Former Tourism Minister Rabbi Benny Elon was recognized by the prize committee as having a deep impact on the nationalist camp in Israel for the last several decades. He strengthened the Jewish presence in various parts of eastern Jerusalem and in Rachel's Tomb, adjacent to Bethlehem in Judea.
The former National Union party minister also helped unify the nationalist camp into a political force, and advanced an alternate policy approach to that of the 1994 Oslo Accords. He also has created a chain of parliamentary lobby groups unifying pro-Israeli parliamentarians worldwide.
As part of his work to fight for the unified nature of Jerusalem, Rabbi Elon initiated the establishment of the Beit Orot Yeshiva on Mount Scopus and served as its dean, fought to close the Palestinian "Orient House," and worked to increase the Jewish presence in the eastern part of the capital.
After quitting the Knesset, he has served as president of the Israel Allies Foundation (IAF), which is active in the US Congress and 30 parliaments worldwide to increase Israel's standing.
Senior journalist Caroline Glick was also named as a prize-winner. Glick made aliyah from the US in 1991 after completing her bachelor's degree in political science at Columbia University, where she led the Zionist students on campus and organized protests and seminars for Israel. She later returned to the US briefly to obtain a master's degree from Harvard University in public policy.
Immediately after her aliyah Glick volunteered for IDF service, and served as an officer in the military prosecutor's office for five-and-a-half years, during which time she helped compile the book in English: "Israel, the Intifada and International Law."
Glick, who is also deputy editor of the Jerusalem Post, established the satirical site Latma at the start of 2009, which gained great popularity for its clever way of poking fun at the current events.
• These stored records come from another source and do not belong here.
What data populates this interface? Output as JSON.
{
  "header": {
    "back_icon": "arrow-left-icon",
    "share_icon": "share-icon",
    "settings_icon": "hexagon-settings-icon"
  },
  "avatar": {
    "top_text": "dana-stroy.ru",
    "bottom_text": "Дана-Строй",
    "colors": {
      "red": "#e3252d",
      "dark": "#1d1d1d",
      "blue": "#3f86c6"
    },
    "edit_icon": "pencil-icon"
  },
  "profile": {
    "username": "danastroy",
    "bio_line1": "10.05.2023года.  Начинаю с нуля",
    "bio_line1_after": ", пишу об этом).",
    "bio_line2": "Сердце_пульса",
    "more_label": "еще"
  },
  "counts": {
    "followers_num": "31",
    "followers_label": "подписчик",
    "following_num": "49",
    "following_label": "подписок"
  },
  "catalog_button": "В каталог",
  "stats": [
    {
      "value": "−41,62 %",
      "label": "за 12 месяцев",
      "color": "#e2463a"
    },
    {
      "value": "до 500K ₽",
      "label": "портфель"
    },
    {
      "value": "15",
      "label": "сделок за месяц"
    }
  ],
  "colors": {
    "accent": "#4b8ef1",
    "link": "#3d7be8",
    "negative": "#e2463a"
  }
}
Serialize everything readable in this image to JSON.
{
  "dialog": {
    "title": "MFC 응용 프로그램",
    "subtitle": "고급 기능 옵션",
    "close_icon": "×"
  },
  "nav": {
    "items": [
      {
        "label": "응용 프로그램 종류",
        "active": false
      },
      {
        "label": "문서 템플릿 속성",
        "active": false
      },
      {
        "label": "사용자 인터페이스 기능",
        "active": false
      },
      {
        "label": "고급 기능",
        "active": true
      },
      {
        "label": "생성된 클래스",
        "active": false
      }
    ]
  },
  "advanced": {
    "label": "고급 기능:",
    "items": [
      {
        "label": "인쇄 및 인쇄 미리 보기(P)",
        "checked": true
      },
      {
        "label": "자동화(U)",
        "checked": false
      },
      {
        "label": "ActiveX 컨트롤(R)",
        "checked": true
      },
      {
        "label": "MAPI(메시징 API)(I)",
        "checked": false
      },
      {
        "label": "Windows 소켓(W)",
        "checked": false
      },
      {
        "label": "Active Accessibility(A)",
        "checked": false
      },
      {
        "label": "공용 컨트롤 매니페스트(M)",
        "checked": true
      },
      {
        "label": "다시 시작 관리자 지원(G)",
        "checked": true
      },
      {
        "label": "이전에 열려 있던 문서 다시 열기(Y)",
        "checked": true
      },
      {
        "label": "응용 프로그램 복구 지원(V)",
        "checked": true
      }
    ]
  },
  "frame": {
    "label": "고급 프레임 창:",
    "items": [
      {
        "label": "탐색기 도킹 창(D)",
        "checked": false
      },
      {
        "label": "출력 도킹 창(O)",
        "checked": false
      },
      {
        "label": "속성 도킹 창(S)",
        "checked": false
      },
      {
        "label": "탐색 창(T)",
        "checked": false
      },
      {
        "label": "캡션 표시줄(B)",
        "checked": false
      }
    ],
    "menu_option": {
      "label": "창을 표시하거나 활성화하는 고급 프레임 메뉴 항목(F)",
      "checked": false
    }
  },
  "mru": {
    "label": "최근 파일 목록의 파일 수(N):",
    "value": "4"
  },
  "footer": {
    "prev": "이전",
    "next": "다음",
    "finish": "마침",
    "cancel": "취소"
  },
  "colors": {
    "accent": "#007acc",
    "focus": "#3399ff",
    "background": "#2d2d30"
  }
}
Latma also ran in English, often exerting a strategic influence on Israel's standing at times of crisis such as during the 2010 Mavi Marmara incident.
In 2014 she released her book "The Israeli Solution: A One-State Plan for Peace in the Middle East," which for the first time explained not only why the two-state solution is destined for failure and how a Palestinian state is an existential threat to Israel, but also proposed an alternate path of annexing Judea and Samaria.
In 2015 she joined the Maariv staff in Hebrew, in addition to her writing in the Jerusalem Post and Makor Rishon.
The third winner of the prize is former MK Yehuda Harel, who was key in driving the establishment of Jewish towns in the Golan Heights after its liberation from Syria in the 1967 Six Day War, and fighting to keep and annex the strategic region.
Harel, who was born in Berlin in 1934 as his parents worked to rescue Jews from the rising Nazi regime, studied history at Tel Aviv University and went on to teach and lecture.
From his youth he supported Israeli sovereignty over the entire land by establishing Jewish communities in all regions.
After serving in the Knesset, Harel concentrated on strategic planning for the communities in the Golan and specifically Katzrin at the Golan Research Institute.